My main memory is being the first to get a visa to go to the match, and that the Irish women were the first to be allowed into a match in Iran”, says Anne. 

“It was madness and great fun while it lasted, I had no fear of going there. I remember at that time, we were talking to a local reporter whose sister was mad into football, and wanted to go that match, even if it meant dressing up as a boy.

“I still wonder if she was ever let into a match.” 


She is not alone in wondering. 

Just as this week was meant to mark Ireland’s latest play-off under Mick McCarthy, it was to be a test of Iran’s policy on allowing women to watch football. Some women were allowed to watch a 2018 friendly with Bolivia, while a few thousand were permitted to attend a 14-0 World Cup qualifier win against Cambodia last October. 

In the latter circumstance, their hand was forced by Fifa in appalling circumstances. 

A month earlier, 29-year-old Sahar Khodayari set herself on fire outside of a court while she awaited trial having been caught violating dress code in attempting to attend a domestic football match disguised as a man. Awareness of the tragedy spread across the world under #BlueGirl, a reference to the club she supported, Esteghlal of Tehran. 

Fifa, mute on the issue for decades, warned Iran they would be kicked out of World Cup qualifying if they did not allow women to attend the Cambodia game. There followed a concession, as 3,500 female fans crammed into a segregated area of a largely empty, 78,000-seater stadium.

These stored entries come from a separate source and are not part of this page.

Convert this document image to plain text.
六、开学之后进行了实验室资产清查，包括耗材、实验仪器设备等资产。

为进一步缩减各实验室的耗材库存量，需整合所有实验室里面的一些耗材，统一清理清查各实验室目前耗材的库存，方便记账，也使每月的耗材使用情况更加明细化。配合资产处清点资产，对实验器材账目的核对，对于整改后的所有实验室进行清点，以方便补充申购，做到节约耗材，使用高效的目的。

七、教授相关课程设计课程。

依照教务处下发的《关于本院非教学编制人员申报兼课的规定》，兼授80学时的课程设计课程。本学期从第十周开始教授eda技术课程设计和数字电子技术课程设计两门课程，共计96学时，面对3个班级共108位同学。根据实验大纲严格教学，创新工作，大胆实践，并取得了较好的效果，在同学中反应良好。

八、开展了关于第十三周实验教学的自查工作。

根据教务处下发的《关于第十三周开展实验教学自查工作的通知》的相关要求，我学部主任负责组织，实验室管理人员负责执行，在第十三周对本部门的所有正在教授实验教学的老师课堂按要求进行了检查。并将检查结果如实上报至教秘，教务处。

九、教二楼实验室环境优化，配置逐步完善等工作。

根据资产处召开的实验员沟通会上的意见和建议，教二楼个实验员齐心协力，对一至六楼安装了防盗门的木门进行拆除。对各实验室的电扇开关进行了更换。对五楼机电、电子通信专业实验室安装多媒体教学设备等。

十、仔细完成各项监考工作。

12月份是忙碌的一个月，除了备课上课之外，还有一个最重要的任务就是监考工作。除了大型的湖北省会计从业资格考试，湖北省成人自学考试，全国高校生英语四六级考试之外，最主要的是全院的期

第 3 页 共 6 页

iranian-women-attend-football-match-in-iran Female Iranian fans attend last October's win against Cambodia. Source: DPA/PA Images

This didn’t satisfy everyone. Amnesty International cited the relatively low ticket allocation in branding it a “cynical publicity stunt”, and called for an end to all restrictions on women attending football. That was to be stress-tested this week in a home qualifier with Hong Kong, but football has been suspended as Iran deal with the outbreak of Covid-19. 

The present emergency has made this a future battle that might yet find a little bit of encouragement in the past.